Features

Other Views from 1890

Where is Seymour?

Above: Thaddeus Mortimer Fowler (1842–1922). Seymour, Baylor County Texas 1890, 1890. Lithograph, 15.5 x 28.5 in. Lithographer unknown. Amon Carter Museum, Fort Worth. (In the 1980s the original map was lost during transit to the museum following conservation. The museum welcomes any information that might lead to the recovery of the map.)

Seymour in 1890

The Seymour that Thaddeus Fowler depicted in 1890 seemed to be a prosperous county seat with more large, stone buildings than such a small community, which was not even listed separately in the census of 1890, might justify. The substantial buildings resulted from a boom that coincided with the construction of the Wichita Valley Railroad to Seymour, located on the Brazos River, in 1890. The boom began when the Texas and Pacific Railway let it be known that it was interested in constructing a feeder line out of Wichita Falls. The unincorporated community of Seymour raised $50,000, thereby securing the link to the T&P, and their boosters “went wild” according to one historian. Property values soared, and “wild-eyed speculators came with propositions for skyscrapers, hotels and office buildings for the future ‘Chicago of Texas.’” The boomlet was short lived, in part because of the 1891 Alien Land Law, which caused many speculators to lose their financial backing. And the farming and ranching economy of the area could not support the city.[1]

In 1890 Seymour, shown in the view from the east-southeast, boasted a handsome courthouse, several stone buildings, and an opera house.
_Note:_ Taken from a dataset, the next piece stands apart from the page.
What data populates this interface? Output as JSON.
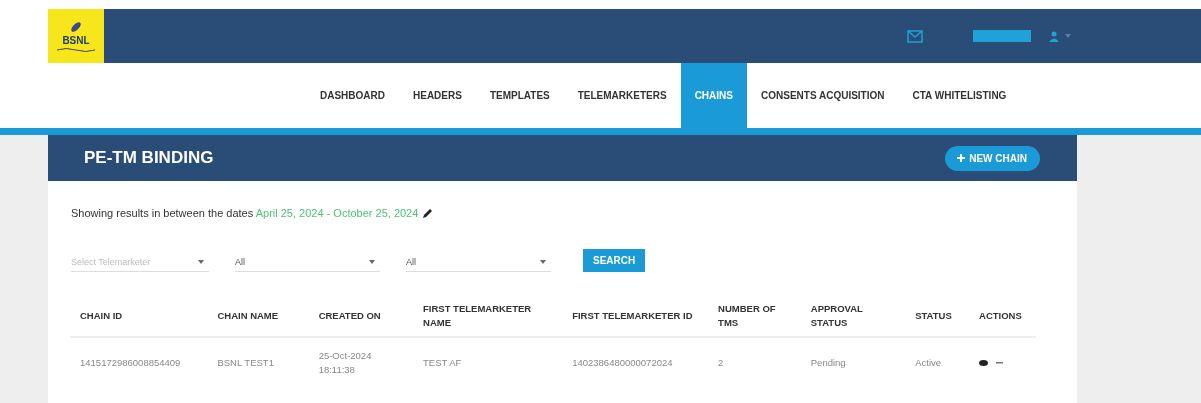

The courthouse was constructed in 1884, five years after the community had been selected the county seat and no doubt expressed the hopes of many of the city’s residents. Constructed of native stone “with walls three feet thick,” the courthouse had a ground floor made of natural flat rocks obtained from the bed of Seymour Creek. The builders presumed that the courthouse would be a “real architectural wonder for the western cowboy.”[2]

Fowler’s drawings of the courthouse as well as several other substantial buildings are fairly accurate when compared with photographs, except for the McLain Hotel. The artist probably worked from plans for the hotel. He gives a date of October 1890 in his upper-center marginal drawing of the structure, but construction on the hotel did not begin until March of 1891, which probably explains the discrepancy between both his marginal drawing and the drawing in the view and contemporary photographs. Fowler shows the hotel to be four stories high with a fifth floor in the tower, whereas photographs show only three floors and a tower. J. R. McLain, whose residence and several businesses are detailed in the marginal drawings, had grander plans for the hotel but reduced them when the economy declined.[3]
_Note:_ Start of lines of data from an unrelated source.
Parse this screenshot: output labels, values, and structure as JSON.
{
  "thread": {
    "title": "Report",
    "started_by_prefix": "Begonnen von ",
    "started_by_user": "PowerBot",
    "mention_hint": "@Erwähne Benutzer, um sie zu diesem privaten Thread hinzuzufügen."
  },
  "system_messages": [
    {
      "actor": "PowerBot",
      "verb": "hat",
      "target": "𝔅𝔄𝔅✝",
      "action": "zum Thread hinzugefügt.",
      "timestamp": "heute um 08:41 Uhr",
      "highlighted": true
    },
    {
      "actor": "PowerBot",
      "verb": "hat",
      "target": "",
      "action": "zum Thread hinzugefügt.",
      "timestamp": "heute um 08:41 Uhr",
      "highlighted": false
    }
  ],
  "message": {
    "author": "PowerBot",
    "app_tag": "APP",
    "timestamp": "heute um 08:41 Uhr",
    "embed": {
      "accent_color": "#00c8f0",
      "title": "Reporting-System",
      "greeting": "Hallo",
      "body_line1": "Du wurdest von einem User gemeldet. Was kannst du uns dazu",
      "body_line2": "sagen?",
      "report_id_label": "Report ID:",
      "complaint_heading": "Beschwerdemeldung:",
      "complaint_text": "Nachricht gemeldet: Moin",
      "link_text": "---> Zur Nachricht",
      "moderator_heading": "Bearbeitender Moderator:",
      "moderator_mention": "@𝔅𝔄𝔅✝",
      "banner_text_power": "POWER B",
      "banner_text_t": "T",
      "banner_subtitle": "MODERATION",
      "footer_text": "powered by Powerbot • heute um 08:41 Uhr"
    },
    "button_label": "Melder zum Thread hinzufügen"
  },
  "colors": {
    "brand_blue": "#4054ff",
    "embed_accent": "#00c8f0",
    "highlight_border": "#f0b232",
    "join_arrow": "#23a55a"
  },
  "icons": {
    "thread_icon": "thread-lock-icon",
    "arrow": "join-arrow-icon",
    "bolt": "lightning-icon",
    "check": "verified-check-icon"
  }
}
Fowler depicted Seymour from a lower perspective than the one that he took on larger cities such as Sherman and Denison. Perhaps the smaller city did not need such a vertical perspective—in fact, it would have made it seem that the structures were even farther apart—or perhaps the lithographer was more faithful to Fowler’s drawing (the drawing of Quanah, for example, shows a lower perspective than the published lithograph).